Como a taxa de erro é um pouco mais elevada que a da plataforma Illumina, a equipe do buscou gerar até 300 leituras redundantes para cada região do genoma viral. “Quando cobrimos diversas vezes a mesma região e encontramos o mesmo resultado, podemos ter certeza de que não se trata de um erro de leitura”, diz a pesquisadora.
O passo seguinte foi montar a árvore filogenética do vírus da varíola dos macacos isolado no Brasil. Para isso, os cientistas compararam a sequência obtida na USP com outras 102 divulgadas este ano por especialistas de países como Bélgica, Portugal, Reino Unido, Alemanha, Espanha e Estados Unidos. O objetivo foi avaliar o grau de semelhança entre as sequências, o que dá pistas sobre como o vírus pode evoluir.
“Baixamos todos os genomas completos sequenciados em 2022 [até 09/06], alinhamos as sequências e montamos a árvore filogenética. Vimos que o MPXV detectado aqui se encaixa em um grande clado [grupo], o mesmo em que estão os vírus sequenciados na Europa e nos Estados Unidos. Quando comparamos com o genoma de referência do CDC [o Centro de Controle de Doenças norte-americano], atualizado em maio, observamos somente três mutações”, conta Ingra.
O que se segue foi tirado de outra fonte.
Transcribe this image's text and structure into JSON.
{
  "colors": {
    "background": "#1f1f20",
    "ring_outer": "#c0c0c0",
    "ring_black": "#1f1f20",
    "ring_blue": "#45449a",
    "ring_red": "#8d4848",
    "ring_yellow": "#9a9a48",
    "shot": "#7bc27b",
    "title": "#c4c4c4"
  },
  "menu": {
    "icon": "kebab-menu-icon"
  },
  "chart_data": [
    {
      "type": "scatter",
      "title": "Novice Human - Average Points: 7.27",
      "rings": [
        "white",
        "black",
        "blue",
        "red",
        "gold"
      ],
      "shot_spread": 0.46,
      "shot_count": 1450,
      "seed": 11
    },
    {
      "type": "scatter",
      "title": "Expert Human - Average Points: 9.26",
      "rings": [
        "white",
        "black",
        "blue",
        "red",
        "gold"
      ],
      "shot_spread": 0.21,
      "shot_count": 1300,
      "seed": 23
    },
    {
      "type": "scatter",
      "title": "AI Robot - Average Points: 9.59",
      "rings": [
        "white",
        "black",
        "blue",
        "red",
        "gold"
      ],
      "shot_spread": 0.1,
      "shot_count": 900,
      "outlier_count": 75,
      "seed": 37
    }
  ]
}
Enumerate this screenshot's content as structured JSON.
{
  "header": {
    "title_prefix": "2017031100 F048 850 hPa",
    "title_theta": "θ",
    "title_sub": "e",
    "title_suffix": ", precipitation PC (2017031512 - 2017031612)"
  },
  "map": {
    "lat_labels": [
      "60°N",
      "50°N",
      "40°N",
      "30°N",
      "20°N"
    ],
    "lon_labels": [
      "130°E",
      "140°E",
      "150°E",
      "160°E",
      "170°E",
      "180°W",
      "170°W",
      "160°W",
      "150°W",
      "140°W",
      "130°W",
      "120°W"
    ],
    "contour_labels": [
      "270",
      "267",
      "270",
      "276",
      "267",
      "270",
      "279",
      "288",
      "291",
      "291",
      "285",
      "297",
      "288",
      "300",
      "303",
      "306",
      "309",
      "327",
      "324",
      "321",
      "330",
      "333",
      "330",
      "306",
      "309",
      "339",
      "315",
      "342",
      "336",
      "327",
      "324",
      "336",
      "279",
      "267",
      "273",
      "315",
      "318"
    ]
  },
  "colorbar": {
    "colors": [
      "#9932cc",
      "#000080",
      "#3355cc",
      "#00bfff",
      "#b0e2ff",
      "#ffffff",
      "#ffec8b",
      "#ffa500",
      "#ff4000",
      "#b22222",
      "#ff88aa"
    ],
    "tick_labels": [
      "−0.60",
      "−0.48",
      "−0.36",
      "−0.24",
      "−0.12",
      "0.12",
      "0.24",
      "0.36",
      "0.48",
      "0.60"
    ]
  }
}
A título de comparação, o primeiro genoma de MPXV sequenciado em 2022 apresentou 47 mutações em relação ao último caso até então descrito (em 2018, na África).
“O que essas mutações representam e se de alguma forma elas contribuíram para o aumento no número de casos é algo que ainda está sendo estudado por outros grupos de pesquisa. Nós aqui no CADDE vamos ficar de olho nos próximos casos. A ideia é continuar sequenciando para monitorar a evolução do vírus”, revela Ingra.
Embora seja conhecido por causar a varíola dos macacos, o MPXV é um vírus que infecta principalmente roedores na África. O patógeno integra a família Orthopoxvirus, a mesma do vírus da varíola humana, erradicada em 1980.
A doença geralmente começa com febre, fadiga, dor de cabeça, dores musculares, ou seja, sintomas inespecíficos e semelhantes aos de resfriado ou gripe. Alguns dias após o início da febre aparecem as lesões na pele, que contêm alta carga viral.
A disseminação se dá pelo contato direto com as lesões ou com roupas, lençóis e toalhas usadas por alguém com as feridas na pele. Também pode ocorrer pela tosse ou espirro de pessoas infectadas.
Até o início deste ano, a infecção era comum apenas na África Central. Mas novos casos já foram detectados em 33 países, a maioria sem histórico prévio da doença.